Título: Portugal deve sair dividido da eleição deste domingo
Autor: Bugge , Axel
Fonte: Valor Econômico, 25/09/2009, Internacional, p. A10

Os votos portugueses que serão depositados nas urnas na eleição parlamentar deste domingo quase certamente farão recuar os ponteiros do relógio para épocas de incerteza política, no momento em que o país tenta lutar contra a recessão.

As pesquisas de intenção de voto conferem uma estreita vantagem para o premiê socialista José Sócrates. Mas elas indicam também que ele não conseguirá manter a maioria absoluta de partido no Parlamento, o que dificultará a repetição de políticas pró-mercado e pró-investimentos que caracterizaram seu primeiro mandato.

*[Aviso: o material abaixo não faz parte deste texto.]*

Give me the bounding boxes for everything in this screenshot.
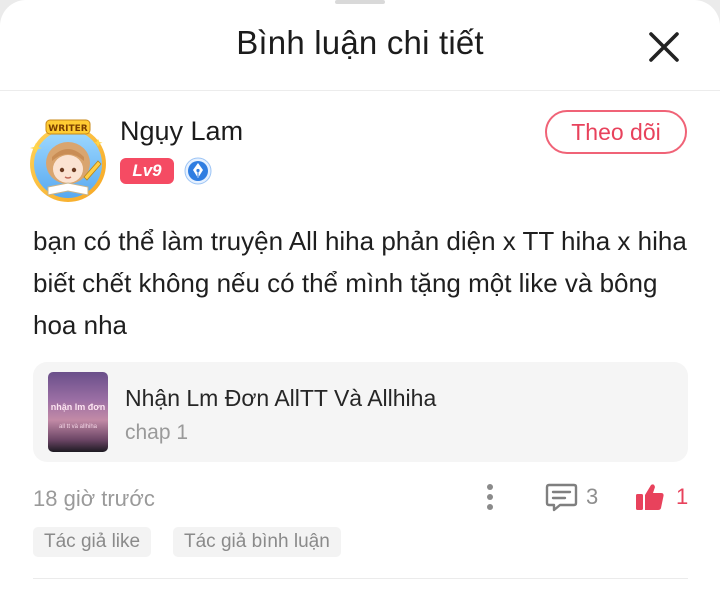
tag-author-comment: Tác giả bình luận [173, 527, 341, 557]
tag-author-like: Tác giả like [33, 527, 152, 557]
comment-timestamp: 18 giờ trước [33, 486, 155, 511]
story-card[interactable]: nhận lm đơn all tt và allhiha Nhận Lm Đơ… [33, 362, 688, 462]
more-vertical-icon [487, 484, 493, 510]
story-chapter: chap 1 [125, 421, 189, 444]
story-cover-image: nhận lm đơn all tt và allhiha [48, 372, 108, 452]
comment-text: bạn có thể làm truyện All hiha phản diện… [33, 226, 687, 340]
avatar-image: WRITER [30, 119, 106, 202]
comment-icon [545, 483, 578, 511]
avatar[interactable]: WRITER [24, 117, 112, 205]
close-button[interactable] [640, 24, 688, 70]
header: Bình luận chi tiết [0, 0, 720, 91]
more-options-button[interactable] [476, 480, 504, 514]
thumbs-up-icon [636, 484, 664, 510]
divider [33, 578, 688, 579]
story-cover-subtext: all tt và allhiha [58, 424, 98, 430]
reply-count: 3 [586, 484, 599, 509]
like-button[interactable]: 1 [634, 480, 688, 514]
comment-detail-sheet: Bình luận chi tiết WRITER Ngụy Lam Lv9 T… [0, 0, 720, 595]
story-cover-text: nhận lm đơn [50, 402, 106, 412]
reply-button[interactable]: 3 [545, 480, 598, 514]
close-icon [649, 32, 679, 62]
page-title: Bình luận chi tiết [236, 24, 484, 61]
follow-button[interactable]: Theo dõi [545, 110, 687, 154]
story-title: Nhận Lm Đơn AllTT Và Allhiha [125, 385, 437, 411]
pen-nib-badge-icon [184, 157, 212, 185]
writer-badge-text: WRITER [48, 124, 87, 134]
author-name[interactable]: Ngụy Lam [120, 116, 243, 147]
level-badge: Lv9 [120, 158, 174, 184]
like-count: 1 [676, 484, 689, 509]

Apesar de analistas não descartarem uma vitória de Manuela Ferreira Leite, a líder do Partido Social Democrata conhecida como a dama de ferro da política local, eles dizem que o desafio real para quem quer que vença será aprovar as medidas no Parlamento.

O resultado poderá obrigar os socialistas a chegar a um entendimento com seus principais rivais - os social-democratas - em temas estratégicos como finanças públicas e o iminente orçamento de 2010. Em outras questões, poderão recorrer ao apoio dos partidos de esquerda.

"Parece que os socialistas vencerão, sem uma maioria e com dificuldades para governar", diz Francisco Sarsfield Cabral, comentarista político e editor da Rádio Renascença. "Creio que estamos falando de um governo que precisará negociar à esquerda e à direita."

A sondagem mais recente situa os socialistas de centro-esquerda com 34,9% das intenções de voto contra os 31,6% dos social-democratas de centro-direita. Os socialistas prometem manter um sólido papel do Estado na economia, que inclui vastos projetos de infraestrutura, como a linha de trem TGV de alta velocidade. Os social-democratas querem cortar os gastos públicos radicalmente e estimular o investimento no setor privado.

Para o país mais pobre da Europa Ocidental - com um PIB per capita de ¿15,6 mil, quase a metade da média de ¿28,3 mil da zona do euro - esse tipo de desfecho poderá ser de mau agouro para as tentativas de combater a a recessão econômica.

Sócrates conquistou 45% dos votos em 2005, que lhe permitiram sanear as finanças públicas e reformar as aposentadorias públicas e o funcionalismo público. Agora, porém, os níveis de endividamento estão piorando novamente, o desemprego atingiu o nível mais alto desde os anos 80, e as agências de classificação de crédito alertam para desafios futuros.

Nenhum candidato tem uma vitória nítida à vista. Pelo contrário, a política portuguesa está voltando à sua realidade multipartidária, com os votos se espalhando pelo espectro político, para os cinco maiores partidos, diz Rui Oliveira Costa, que comanda o instituto de pesquisa de opinião pública Eurosondagem.

"É virtualmente impossível que se repitam as circunstâncias que conduziram a uma maioria para os socialistas em 2005", acredita. "Há uma consolidação do sistema de cinco partidos. Portugal está retornando à normalidade de um sistema multipartidário, um sistema como o existente na Alemanha."

A dificuldade para os socialistas é que, apesar de provavelmente poderem trabalhar com os seus "aliados naturais" do Bloco de Esquerda em temas sociais, os partidos estão muito distantes no tocante às políticas econômicas pró-mercado de Sócrates ou nos difíceis temas das finanças públicas. E líderes do bloco já rejeitaram os rumores de uma aliança.

Assim, pode não restar muita alternativa óbvia a alguma forma de cooperação entre os socialistas e os social-democratas, seja formal ou conjuntural, especialmente com um Orçamento de 2010 à espera de aprovação.

O Orçamento deverá sofrer cortes de gastos radicais ou um aumento nos impostos para começar a ajustar o déficit deste ano, de 5,9% do PIB. Mas Portugal não possui nenhuma tradição real de governos de "coalizão ampla", que reúna os principais partidos de centro-direito e centro-esquerda.

Apenas uma vez desde o retorno de Portugal à democracia, em 1974, após décadas de ditadura, entre 1983 e 1985, socialistas e os social-democratas efetivamente governaram juntos.

"A situação poderá se tornar ingovernável com um governo de minoria. Estou preocupado com o futuro do país", disse Helder Constantino, um aposentado de 72 anos.